I’ve written a series on Internet malware (see the tags), during which I’ve gotten progressively more pessimistic about the state of the Internet as regards increasingly aggressive malware infections. I’m concluding that people aren’t worried enough about what their computer is up to behind their back. But now I want to spend a moment debunking at the other end of the scale — the currently received wisdom that our kids are at the mercy of Internet-based pedophiles, molesters, rapists, and kidnappers. If you have a short attention span, here’s the answer: they aren’t in any such danger, and they’re skillful enough to defend themselves from these vermin with no difficulty.
Now, part of the reason for this is that today’s younger generation, and I’m talking about kids from 10 to young adults of 25 or so, have an Internet-mediated life that is unbelievably rich and varied, and which they control and manage with considerable skill. If you’re a parent, and you email, fine, but they are light-years ahead of you. They consider email rather dull and lifeless; they text-message with their camera cell phones, they user services like Twitter to broadcast what they’re up to, they forward pictures back and forth from computer to cell phone and back, they have websites and (more importantly) FaceBook sites, they instant message with each other from a variety of devices . . . the list goes on and is actually evolving and expanding as we sit here. And you, who think email is pretty exciting, are going to be able to assess risk for them, and control the situation? Do you Tweet? Come back and see me when you do.
Are they going to be willing to give this rich social environment up because there are a few creeps out there? They are not. At the upper end of this age spectrum, these facilities help kids keep in touch when they go off to college, and then when they graduate, as they again disperse to go find jobs. These kids are keeping in touch on a daily basis, around the world, around the clock, and they love it. At the bottom end, 10 and 11-year-olds far from retreating into their computers, are richening their social environment via the Internet as we used to do, in the days of the ancients, by telephone after school. But they keep it up at their brother’s sports practices, while shopping with their parents, and even right in movies. They’re glued into multiple social contexts and they shift back and forth instantly.
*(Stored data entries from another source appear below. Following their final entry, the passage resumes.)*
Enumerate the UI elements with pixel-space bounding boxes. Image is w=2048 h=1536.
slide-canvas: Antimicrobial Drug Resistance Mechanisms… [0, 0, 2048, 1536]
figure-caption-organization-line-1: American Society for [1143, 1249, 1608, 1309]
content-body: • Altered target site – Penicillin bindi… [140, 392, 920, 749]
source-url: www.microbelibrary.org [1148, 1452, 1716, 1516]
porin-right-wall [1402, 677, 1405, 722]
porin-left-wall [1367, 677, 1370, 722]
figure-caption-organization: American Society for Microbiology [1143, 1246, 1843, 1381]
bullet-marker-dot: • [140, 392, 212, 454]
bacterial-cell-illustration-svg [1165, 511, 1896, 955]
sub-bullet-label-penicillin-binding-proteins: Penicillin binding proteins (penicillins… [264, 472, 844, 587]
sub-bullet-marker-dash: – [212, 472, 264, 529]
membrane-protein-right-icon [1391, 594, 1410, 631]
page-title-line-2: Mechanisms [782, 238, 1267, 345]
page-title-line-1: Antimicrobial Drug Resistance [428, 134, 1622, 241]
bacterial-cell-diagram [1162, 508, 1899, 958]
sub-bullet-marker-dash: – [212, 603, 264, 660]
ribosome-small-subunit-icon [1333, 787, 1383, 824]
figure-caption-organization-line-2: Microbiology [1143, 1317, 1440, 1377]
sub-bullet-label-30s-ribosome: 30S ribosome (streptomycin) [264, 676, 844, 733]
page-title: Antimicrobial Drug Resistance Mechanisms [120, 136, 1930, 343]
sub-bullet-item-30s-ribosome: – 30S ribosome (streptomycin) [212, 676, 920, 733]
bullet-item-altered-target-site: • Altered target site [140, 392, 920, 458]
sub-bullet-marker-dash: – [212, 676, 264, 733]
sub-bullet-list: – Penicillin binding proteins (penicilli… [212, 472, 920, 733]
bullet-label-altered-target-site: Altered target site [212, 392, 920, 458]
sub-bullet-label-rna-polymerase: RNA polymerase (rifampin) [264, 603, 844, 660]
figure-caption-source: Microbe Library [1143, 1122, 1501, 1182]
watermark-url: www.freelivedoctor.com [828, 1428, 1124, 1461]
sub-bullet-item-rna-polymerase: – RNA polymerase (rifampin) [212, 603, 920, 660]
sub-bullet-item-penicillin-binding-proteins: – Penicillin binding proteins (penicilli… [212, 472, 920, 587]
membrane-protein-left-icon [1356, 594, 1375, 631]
And at all ages, they experiment with their “selves.” Here in meatspace, where we are only who we are, we can’t escape ourselves. But online, kids can, if they’re clever, reinvent themselves — kids make themselves older, or boys try being girls and vice-versa, or pretend to be very much cooler than they are, convince others that they’re really braniacs interested in chess . . . without having to really be that, or carry it off in real life. What’s so bad about that? Just another kind of growing up, I would say.
I think most studies have shown that kids who run off and meet unknown people they’ve come in contact with over the Internet are kids who are already engaging in risky or even self-destructive behavior in real life — the real world drives their Internet bahavior, not the other way around.